Sport wird erst durch Singen so richtig schön. Zu dieser Überzeugung gelangte das spanische Nationale Olympische Komitee. Nur was singen, wenn die spanischen Sportler gewinnen? Die Frage war bisher nur schwer zu beantworten. Zwar hat das Land auf der iberischen Halbinsel mit dem Königlichen Marsch aus dem Jahre 1761 eine der ältsten Hmynen Europas. Doch leider hat sie keinen Text. Zumindest keinen offiziellen. Ein jetzt zu Ende gegangener Wettbewerb bei dem Hobbypoeten und Profis gerufen waren zu dichten, soll Abhilfe schaffen. Die aus Mitgliedern des Autorenverbandes, Uniprofessoren und Sportlern zusammengesetzte Jury wählte einen Text mit dem patriotischen Titel „Viva España!“. Der Künstler sei ein Mann, mehr wurde bisher nicht preisgegeben. Das soll am 21. Januar geschehen. Dann wird die neue Nationalhymne in einem großen madrider Saal vom Symphonieorchester der Region Madrid und dem Opernstar Placido Domingo Uraufgeführt.

Doch offiziell ist das neue Lied wieder nicht. Denn diesen Titel kann dem Text nur einer Verleihen: das spanische Parlament. Das olympische Komitee will deshalb eine halbe Million Unterschriften sammeln. Diese sind nötig, damit ein Gesetzesentwurf als Volksinitiative den Abgeordneten zur Abstimmung unterbreitet werden kann. Ob die Mehrheit im Parlament für einen Text ist, der die Geschichte Spaniens lobt und das Land hochleben lässt, ist mehr als zweifelhaft.
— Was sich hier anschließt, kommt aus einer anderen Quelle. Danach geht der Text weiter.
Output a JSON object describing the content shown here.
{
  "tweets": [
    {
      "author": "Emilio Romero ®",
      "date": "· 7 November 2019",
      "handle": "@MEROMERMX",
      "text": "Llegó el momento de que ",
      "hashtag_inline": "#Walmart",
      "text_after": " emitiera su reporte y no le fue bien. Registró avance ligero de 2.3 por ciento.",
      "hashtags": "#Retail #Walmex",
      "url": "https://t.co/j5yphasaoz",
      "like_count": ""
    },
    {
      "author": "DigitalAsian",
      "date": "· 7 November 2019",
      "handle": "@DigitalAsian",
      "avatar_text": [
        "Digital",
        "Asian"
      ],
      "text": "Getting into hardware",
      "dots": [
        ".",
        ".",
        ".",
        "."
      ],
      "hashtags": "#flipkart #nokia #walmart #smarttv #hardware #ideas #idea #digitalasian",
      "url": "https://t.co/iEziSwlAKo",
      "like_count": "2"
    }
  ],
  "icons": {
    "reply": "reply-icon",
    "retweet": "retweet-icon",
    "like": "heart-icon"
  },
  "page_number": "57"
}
Zwar sind die Konservativen für eine gesungene Hymne – und mehr noch, wenn er „Viva España“ kantiert. Doch die Nationalisten aus den verschiedenen Regionen sind dagegen und die mit ihrer Unterstützung in Minderheit regierenden Sozialisten haben sich bisher noch nicht geäußert.
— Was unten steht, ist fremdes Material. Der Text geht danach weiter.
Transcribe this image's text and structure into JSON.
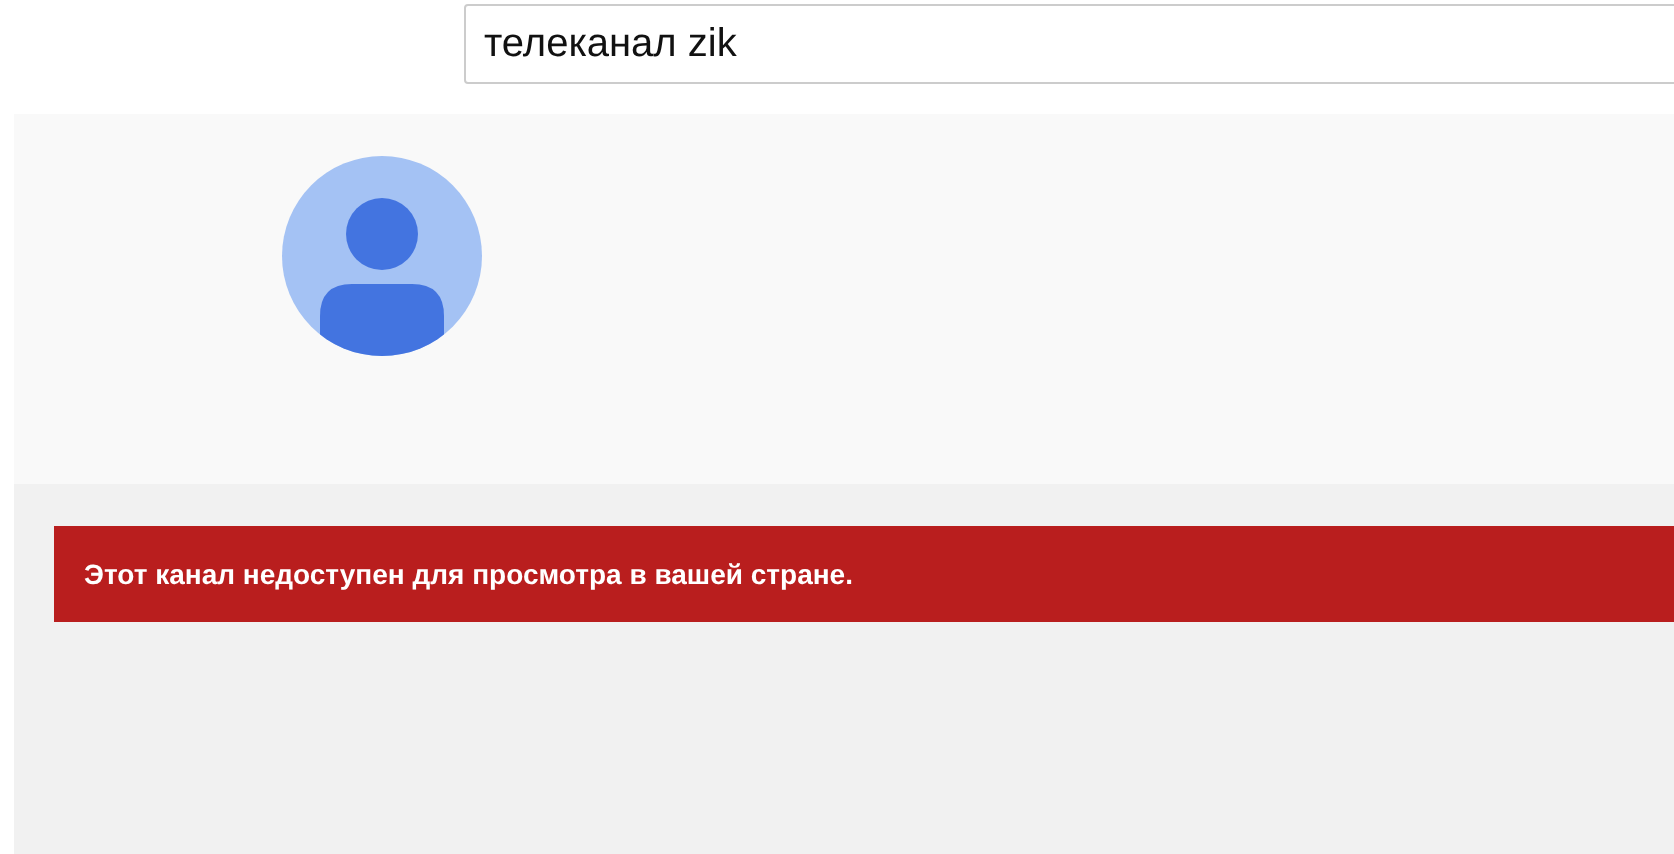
{
  "search": {
    "value": "телеканал zik"
  },
  "channel": {
    "avatar": {
      "kind": "default"
    }
  },
  "alert": {
    "message": "Этот канал недоступен для просмотра в вашей стране."
  }
}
Das Verhalten der Volksvertreter zeigt die ganze Crux mit Spanien, seiner Hymne und nationalen Symbolen. Für die Nationalisten im Baskenland, Katalonien und Galicien steht die Nationalmelodie und die rot-gelb-rote Fahne trotz einer Verfassung, die ihnen seit 1978 weitgehende Autonomierechte einräumt – für zentralstaatliche Gängelung. Die Linke des Landes fühlt sich beim „Nino, nino“ – wie sie die Nationalhymne abschätzig nennen – an die Diktatur von General Francisco Franco erinnert. Denn in der von ihm gestürzten demokratisch verfassten Republik erklang ein anderes Lied. „El Himno de Riego“ – geschrieben in Ehren an einen Oberst der spanischen Armee, der die ersten demokratischen Regierungen im 19. Jahrhundert unterstützte. Bis heute ist ihr „Libertad, Libertad, Libertad“ auf Demonstrationen und Festen zu höhren.
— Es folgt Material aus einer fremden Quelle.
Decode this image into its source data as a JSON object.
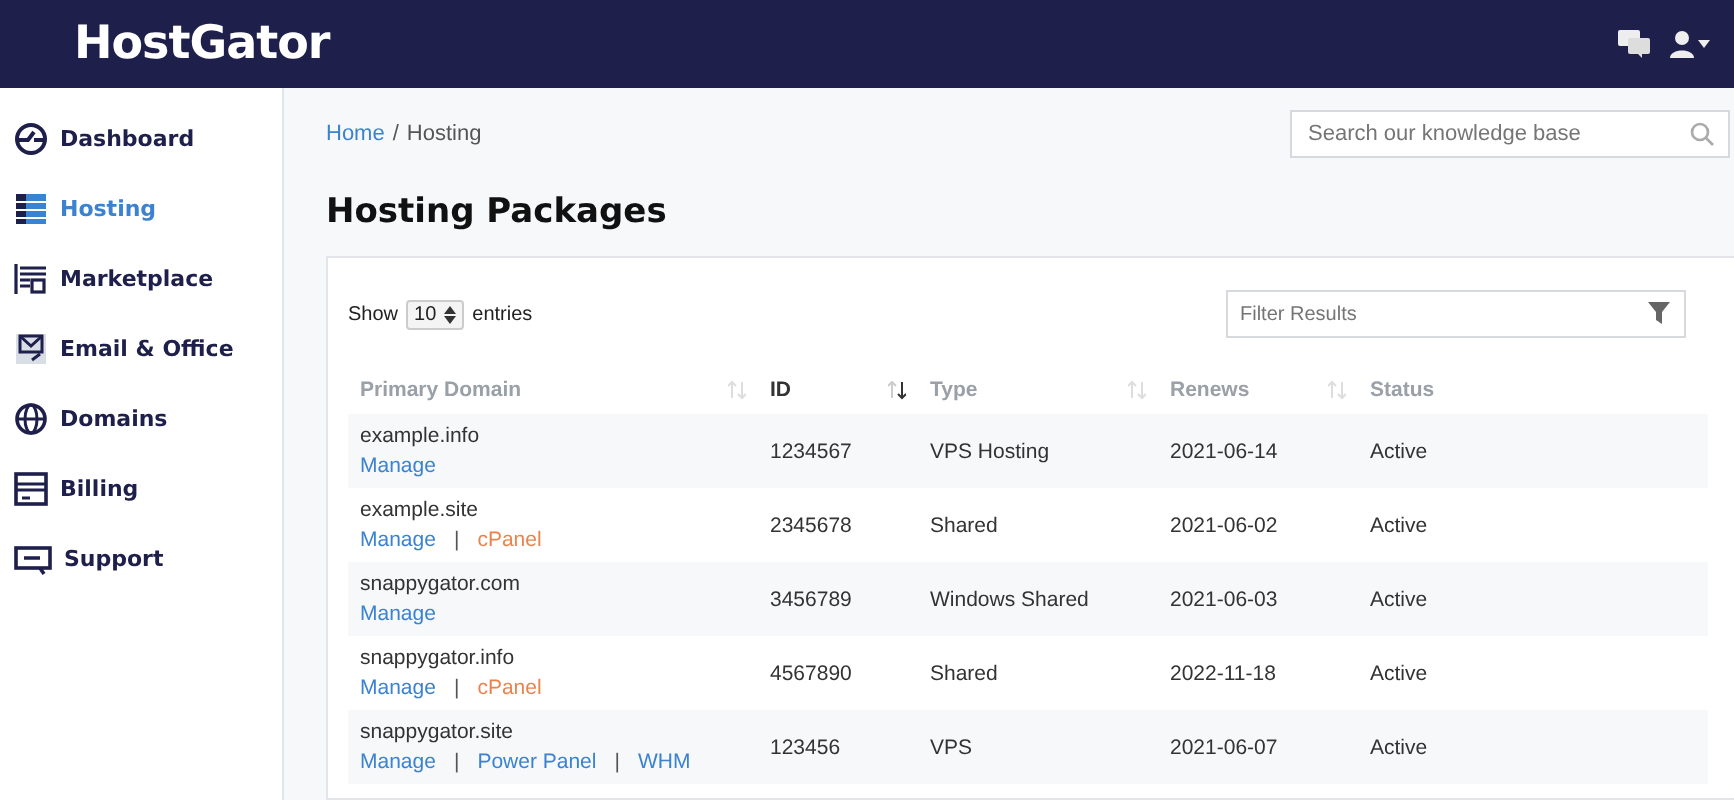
{
  "header": {
    "logo": "HostGator"
  },
  "sidebar": {
    "items": [
      {
        "label": "Dashboard",
        "selected": false
      },
      {
        "label": "Hosting",
        "selected": true
      },
      {
        "label": "Marketplace",
        "selected": false
      },
      {
        "label": "Email & Office",
        "selected": false
      },
      {
        "label": "Domains",
        "selected": false
      },
      {
        "label": "Billing",
        "selected": false
      },
      {
        "label": "Support",
        "selected": false
      }
    ]
  },
  "breadcrumb": {
    "separator": "/",
    "items": [
      {
        "label": "Home",
        "link": true
      },
      {
        "label": "Hosting",
        "link": false
      }
    ]
  },
  "search": {
    "placeholder": "Search our knowledge base"
  },
  "page_title": "Hosting Packages",
  "table_controls": {
    "show_label": "Show",
    "page_size": "10",
    "entries_label": "entries",
    "filter_placeholder": "Filter Results"
  },
  "table": {
    "link_separator": "|",
    "columns": [
      {
        "label": "Primary Domain",
        "sortable": true,
        "sorted": false
      },
      {
        "label": "ID",
        "sortable": true,
        "sorted": true
      },
      {
        "label": "Type",
        "sortable": true,
        "sorted": false
      },
      {
        "label": "Renews",
        "sortable": true,
        "sorted": false
      },
      {
        "label": "Status",
        "sortable": false,
        "sorted": false
      }
    ],
    "rows": [
      {
        "domain": "example.info",
        "links": [
          {
            "label": "Manage",
            "color": "#3b82d0"
          }
        ],
        "id": "1234567",
        "type": "VPS Hosting",
        "renews": "2021-06-14",
        "status": "Active"
      },
      {
        "domain": "example.site",
        "links": [
          {
            "label": "Manage",
            "color": "#3b82d0"
          },
          {
            "label": "cPanel",
            "color": "#e8844e"
          }
        ],
        "id": "2345678",
        "type": "Shared",
        "renews": "2021-06-02",
        "status": "Active"
      },
      {
        "domain": "snappygator.com",
        "links": [
          {
            "label": "Manage",
            "color": "#3b82d0"
          }
        ],
        "id": "3456789",
        "type": "Windows Shared",
        "renews": "2021-06-03",
        "status": "Active"
      },
      {
        "domain": "snappygator.info",
        "links": [
          {
            "label": "Manage",
            "color": "#3b82d0"
          },
          {
            "label": "cPanel",
            "color": "#e8844e"
          }
        ],
        "id": "4567890",
        "type": "Shared",
        "renews": "2022-11-18",
        "status": "Active"
      },
      {
        "domain": "snappygator.site",
        "links": [
          {
            "label": "Manage",
            "color": "#3b82d0"
          },
          {
            "label": "Power Panel",
            "color": "#3b82d0"
          },
          {
            "label": "WHM",
            "color": "#3b82d0"
          }
        ],
        "id": "123456",
        "type": "VPS",
        "renews": "2021-06-07",
        "status": "Active"
      }
    ]
  }
}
7.000 Texte wurden beim Wettbewerb eingereicht. Der madrider Liedermacher Joaquín Sabina – einer der bekanntesten des Landes – fordert die „Bürger“ zum Einsatz für Friede und Solidarität auf. Andere schrieben Oden an die Größe der Nation und des Spanischseins. Doch längst nicht alle Vorschläge waren so ernst gemeint. Dies zeigt ein Blick in Youtube. Die bekannten Radiokomiker Gomaespuma reihten kurzerhand allerlei Zutaten der vielgepriesenen mediterranen Diät, von Schinken über Chorizo bis zum Thunfisch aneinander.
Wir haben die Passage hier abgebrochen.